Is it normal to feel this way?
I became friends with a girl at work a few months ago and we really seemed to hit it off. I wasn't interested in her as more than just a friend at the time however, not because she wasnt beautiful cause she is, but I was in a relationship with someone at the time. She didnt seem that interested either so everything was cool.
As time passed however, she and I began hanging out a lot more, I got to know her better, and I began liking her a lot more, granted I was still in a relationship. After my girl and I broke up, not that it had anything to do with my friend, she and I began spending even more time together getting to know each other very well.
It was during this time that I realized that I was falling for her.
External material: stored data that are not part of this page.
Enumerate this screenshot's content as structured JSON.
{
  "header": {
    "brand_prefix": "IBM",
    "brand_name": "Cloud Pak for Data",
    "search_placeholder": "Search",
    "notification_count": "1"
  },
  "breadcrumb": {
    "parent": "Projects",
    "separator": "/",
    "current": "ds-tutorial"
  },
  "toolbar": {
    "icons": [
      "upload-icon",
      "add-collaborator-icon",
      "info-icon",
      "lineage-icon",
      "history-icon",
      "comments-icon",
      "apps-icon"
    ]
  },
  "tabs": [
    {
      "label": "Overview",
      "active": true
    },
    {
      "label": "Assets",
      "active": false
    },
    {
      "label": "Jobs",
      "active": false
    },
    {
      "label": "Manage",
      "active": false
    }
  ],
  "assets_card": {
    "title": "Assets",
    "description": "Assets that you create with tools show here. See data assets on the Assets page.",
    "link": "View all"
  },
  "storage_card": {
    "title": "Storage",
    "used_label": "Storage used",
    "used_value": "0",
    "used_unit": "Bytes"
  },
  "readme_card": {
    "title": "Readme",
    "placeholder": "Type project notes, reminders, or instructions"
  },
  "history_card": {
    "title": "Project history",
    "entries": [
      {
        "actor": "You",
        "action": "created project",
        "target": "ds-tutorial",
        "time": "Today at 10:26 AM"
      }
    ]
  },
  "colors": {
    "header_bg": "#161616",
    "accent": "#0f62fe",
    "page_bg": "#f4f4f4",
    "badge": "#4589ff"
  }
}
The fact that she had a son and that she was still living with her baby's father even if she claimed they werent together, that shouldve pushed me away, it didnt, at all.
One day I heard that a music group that she and I both liked was coming to our town, so I got a pair of tickets and asked her if she wanted to go. She said she did but that she had to find a babysitter, and after about a week, she told me that she really wanted to go but that she couldnt. She even said that I could invite somebody else, so I did.
Well, when she found out that I had invited somebody else she got upset and well, ever since then, she and I dont hang out anymore, she talks to me but at the same time ignores me a lot, we still flirt, but it just seems different and well things just arent the same anymore. I used to think that based on the way we were getting along, how much we used to flirt, the time we spent together, and all the other things, that she liked me, but now I dont know what to think.
Is it normal to feel this way?to still have feelings for her? did I mess up with her?